Operational considerations Hybrid cloud deployments present complex operational challenges. There are several factors to consider that affect the way each cloud is deployed and how users and operators will interact with each cloud. Not every cloud provider implements infrastructure components the same way which may lead to incompatible interactions with workloads or a specific Cloud Management Platform (CMP). Different cloud providers may also offer different levels of integration with competing cloud offerings. When selecting a CMP, one of the most important aspects to consider is monitoring. Gaining valuable insight into each cloud is critical to gaining a holistic view of all involved clouds. In choosing an existing CMP, determining whether it supports monitoring of all the clouds involved or if compatible APIs are available which can be queried for the necessary information, is vital. Once all the information about each cloud can be gathered and stored in a searchable database, proper actions can be taken on that data offline so workloads will not be impacted.
Agility Implementing a hybrid cloud solution can provide application availability across disparate cloud environments and technologies.
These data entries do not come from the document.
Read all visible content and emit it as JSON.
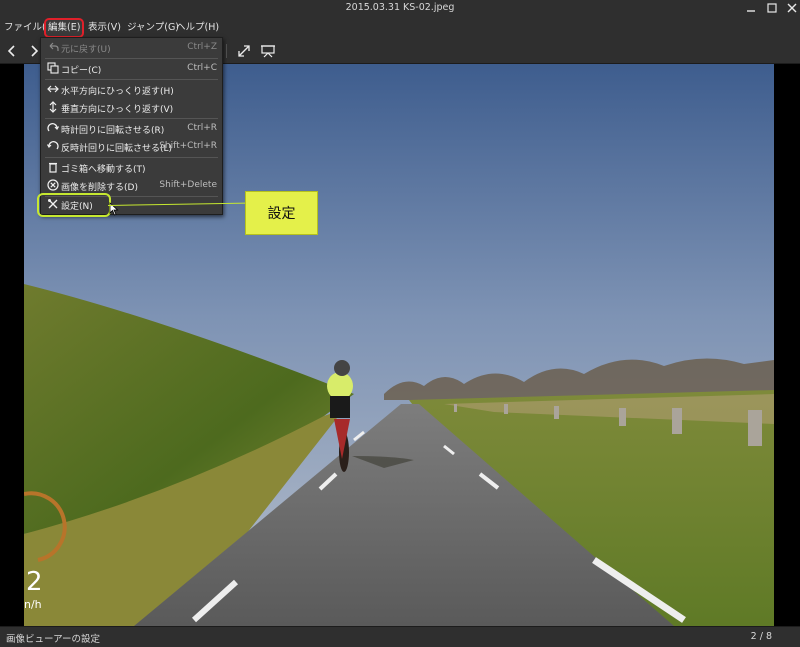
{
  "window": {
    "title": "2015.03.31 KS-02.jpeg",
    "minimize_icon": "minimize-icon",
    "maximize_icon": "maximize-icon",
    "close_icon": "close-icon"
  },
  "menubar": {
    "items": [
      {
        "label": "ファイル(F)"
      },
      {
        "label": "編集(E)",
        "active": true
      },
      {
        "label": "表示(V)"
      },
      {
        "label": "ジャンプ(G)"
      },
      {
        "label": "ヘルプ(H)"
      }
    ]
  },
  "toolbar": {
    "icons": [
      "back-icon",
      "forward-icon",
      "fullscreen-icon",
      "slideshow-icon"
    ]
  },
  "edit_menu": {
    "items": [
      {
        "label": "元に戻す(U)",
        "shortcut": "Ctrl+Z",
        "icon": "undo-icon",
        "disabled": true
      },
      {
        "label": "コピー(C)",
        "shortcut": "Ctrl+C",
        "icon": "copy-icon"
      },
      {
        "label": "水平方向にひっくり返す(H)",
        "shortcut": "",
        "icon": "flip-horizontal-icon"
      },
      {
        "label": "垂直方向にひっくり返す(V)",
        "shortcut": "",
        "icon": "flip-vertical-icon"
      },
      {
        "label": "時計回りに回転させる(R)",
        "shortcut": "Ctrl+R",
        "icon": "rotate-clockwise-icon"
      },
      {
        "label": "反時計回りに回転させる(L)",
        "shortcut": "Shift+Ctrl+R",
        "icon": "rotate-counterclockwise-icon"
      },
      {
        "label": "ゴミ箱へ移動する(T)",
        "shortcut": "",
        "icon": "trash-icon"
      },
      {
        "label": "画像を削除する(D)",
        "shortcut": "Shift+Delete",
        "icon": "delete-icon"
      },
      {
        "label": "設定(N)",
        "shortcut": "",
        "icon": "settings-icon",
        "highlighted": true
      }
    ]
  },
  "callout": {
    "label": "設定"
  },
  "photo": {
    "speed_value": "2",
    "speed_unit": "n/h"
  },
  "statusbar": {
    "left": "画像ビューアーの設定",
    "right": "2 / 8"
  },
  "colors": {
    "highlight_red": "#e0202a",
    "highlight_lime": "#c6e830",
    "callout_fill": "#e4f04a"
  }
}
This availability enables the deployment to survive a complete disaster in any single cloud environment. Each cloud should provide the means to quickly spin up new instances in the case of capacity issues or complete unavailability of a single cloud installation.
Application readiness It is important to understand the type of application workloads that will be deployed across the hybrid cloud environment. Enterprise workloads that depend on the underlying infrastructure for availability are not designed to run on OpenStack. Although these types of applications can run on an OpenStack cloud, if the application is not able to tolerate infrastructure failures, it is likely to require significant operator intervention to recover. Cloud workloads, however, are designed with fault tolerance in mind and the SLA of the application is not tied to the underlying infrastructure. Ideally, cloud applications will be designed to recover when entire racks and even data centers full of infrastructure experience an outage.
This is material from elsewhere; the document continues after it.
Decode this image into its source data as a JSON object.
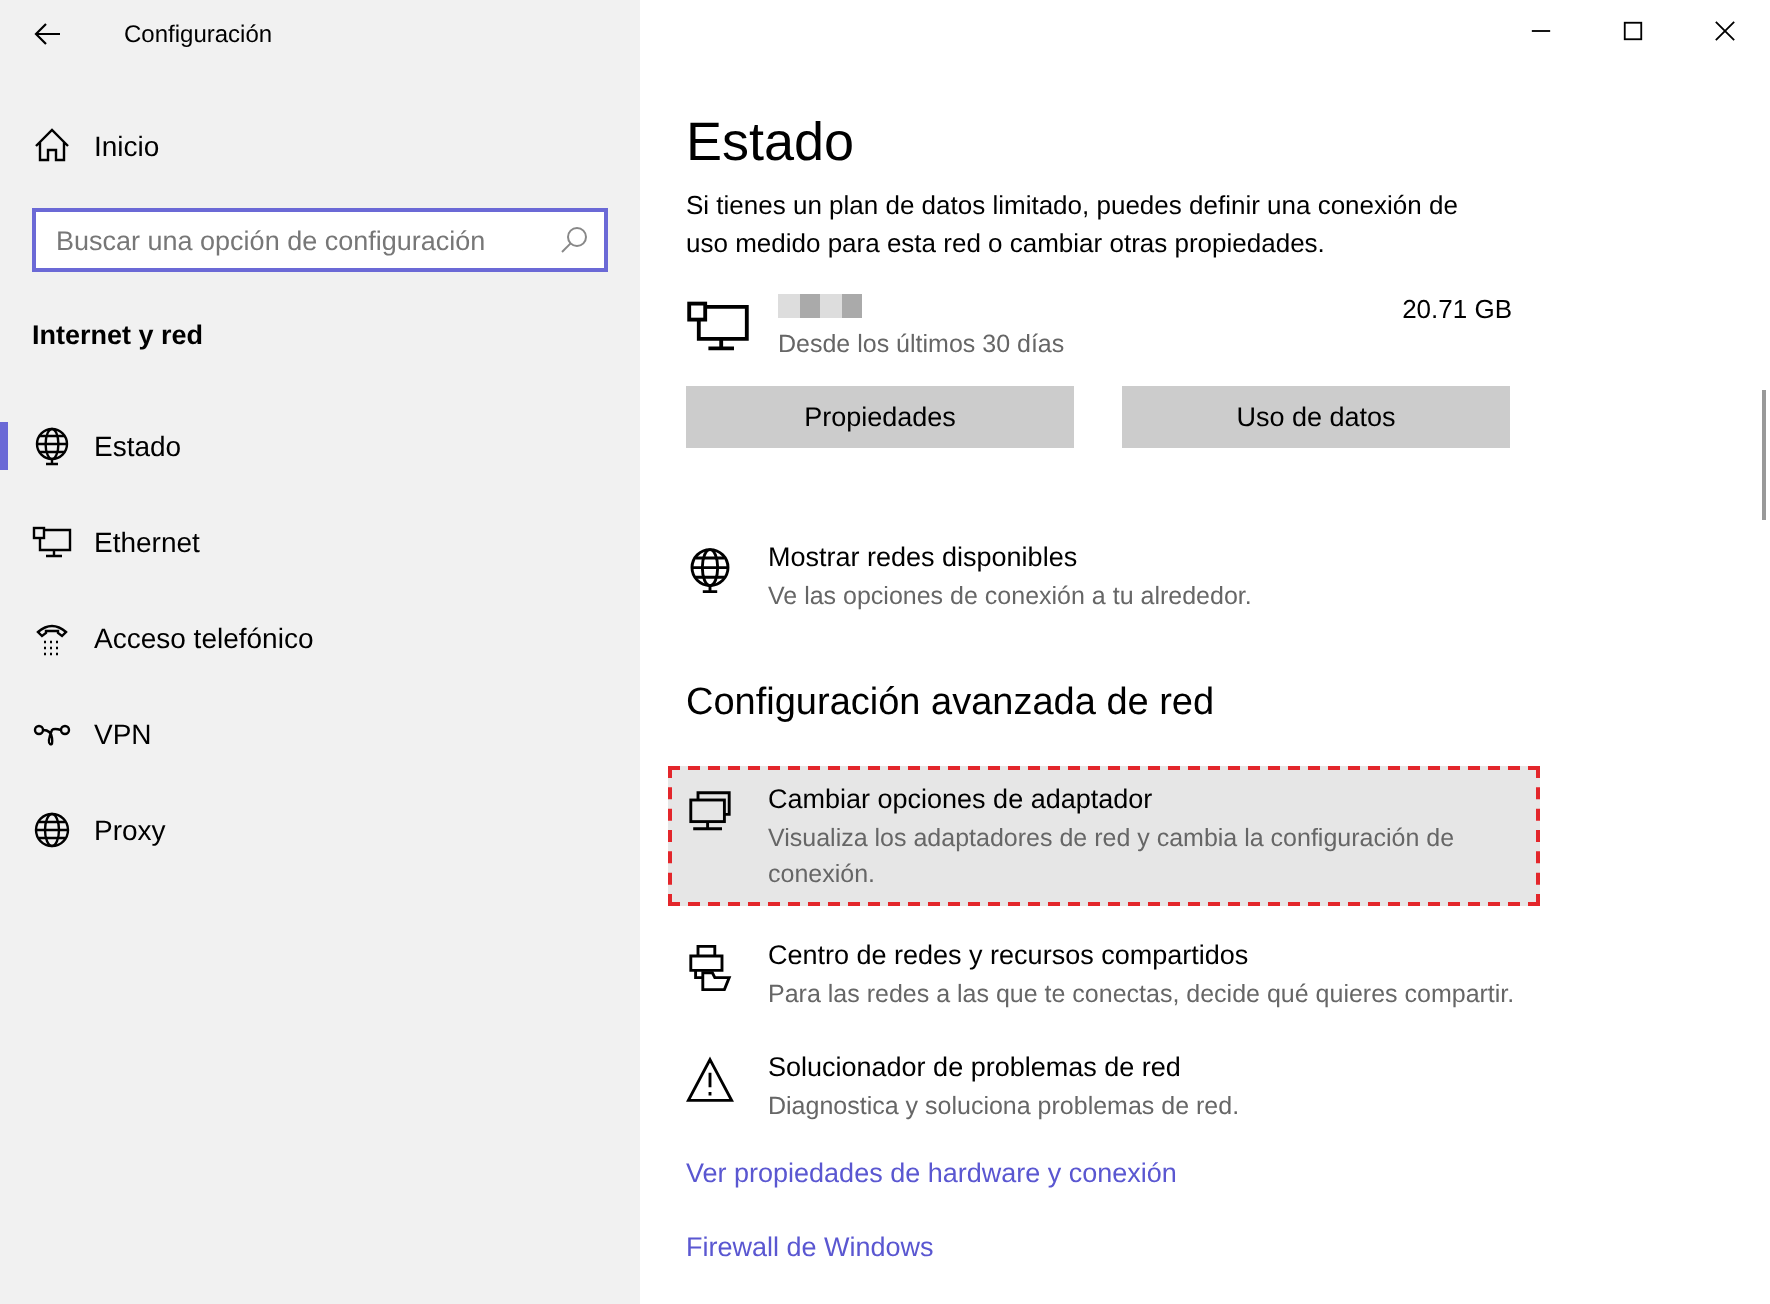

Upgrades OpenStack is a complex and constantly evolving collection of software. Upgrades may be performed to one or more of the cloud environments involved. If a public cloud is involved in the deployment, predicting upgrades may not be possible. Be sure to examine the advertised SLA for any public cloud provider being used. Note that at massive scale, even when dealing with a cloud that offers an SLA with a high percentage of uptime, workloads must be able to recover at short notice. Similarly, when upgrading private cloud deployments, care must be taken to minimize disruption by making incremental changes and providing a facility to either rollback or continue to roll forward when using a continuous delivery model. Another consideration is upgrades to the CMP which may need to be completed in coordination with any of the hybrid cloud upgrades. This may be necessary whenever API changes are made in one of the cloud solutions in use to support the new functionality.
Network Operation Center When planning the Network Operation Center (NOC) for a hybrid cloud environment, it is important to recognize where control over each piece of infrastructure resides. If a significant portion of the cloud is on externally managed systems, be prepared for situations in which it may not be possible to make changes at all or at the most convenient time. Additionally, situations of conflict may arise in which multiple providers have differing points of view on the way infrastructure must be managed and exposed. This can lead to delays in root cause and analysis where each insists the blame lies with the other provider. It is important to ensure that the structure put in place enables connection of the networking of both clouds to form an integrated system, keeping in mind the state of handoffs. These handoffs must both be as reliable as possible and include as little latency as possible to ensure the best performance of the overall system.
Maintainability Operating hybrid clouds is a situation in which there is a greater reliance on third party systems and processes. As a result of a lack of control of various pieces of a hybrid cloud environment, it is not necessarily possible to guarantee proper maintenance of the overall system. Instead, the user must be prepared to abandon workloads and spin them up again in an improved state. Having a hybrid cloud deployment does, however, provide agility for these situations by allowing the migration of workloads to alternative clouds in response to cloud-specific issues.